Challenging an IVA on the grounds of material irregularityPrint publication
In Gertner v CFL Finance Ltd  the Court of Appeal found that there had been a material irregularity at the creditors’ meeting convened to consider the debtor’s IVA proposals. The lender’s breach of the good faith principle between creditors was sufficient to revoke the IVA on grounds of material irregularity.
As discussed in a previous article, a voluntary arrangement, be it an IVA or CVA, can only be challenged on two grounds. First that there is unfair prejudice to a creditor and second that there has been a material irregularity in the decision process.
In each case, material irregularity is a question of fact arising out of the conduct of the decision-making procedure by which the voluntary arrangement is approved. In Gertner v CFL Finance Ltd  EWCA a debtor appealed against an order revoking his individual voluntary arrangement on the grounds that there had been a material irregularity at the creditors’ meeting.
The Court of Appeal upheld the High Court’s decision that there had been a material irregularity at the creditors’ meeting convened to consider Mr Gertner’s IVA proposals. The court examined the terms of the settlement agreement and found that the major creditor (a bank) had received a significant financial advantage from a third party which, when viewed objectively, was drafted to induce the bank’s support for the IVA. This financial advantage had not been disclosed to the other creditors at the meeting, instead they had just been given information relating to the amount of the proposed IVA dividend.
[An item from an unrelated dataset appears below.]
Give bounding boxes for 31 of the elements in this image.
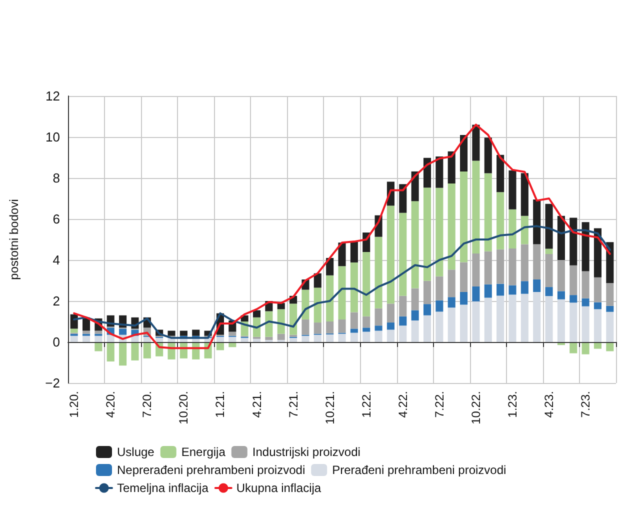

The Court of Appeal decided that the extra payment to the bank created an obvious, material conflict of interest which should have been disclosed to the other creditors. The judgment went on to say that the bank should have been disqualified from voting at the creditors’ meeting because it had breached the duty of good faith between creditors, which is an element of the concept of material irregularity. Without the bank’s vote the IVA would have failed and so the earlier decision to revoke the creditors’ approval stood.
Although this decision was in relation to an IVA, the duty of good faith between creditors applies equally to those involved in a company voluntary arrangement. A breach of the duty will lead to a finding of material irregularity and the revocation of the arrangement.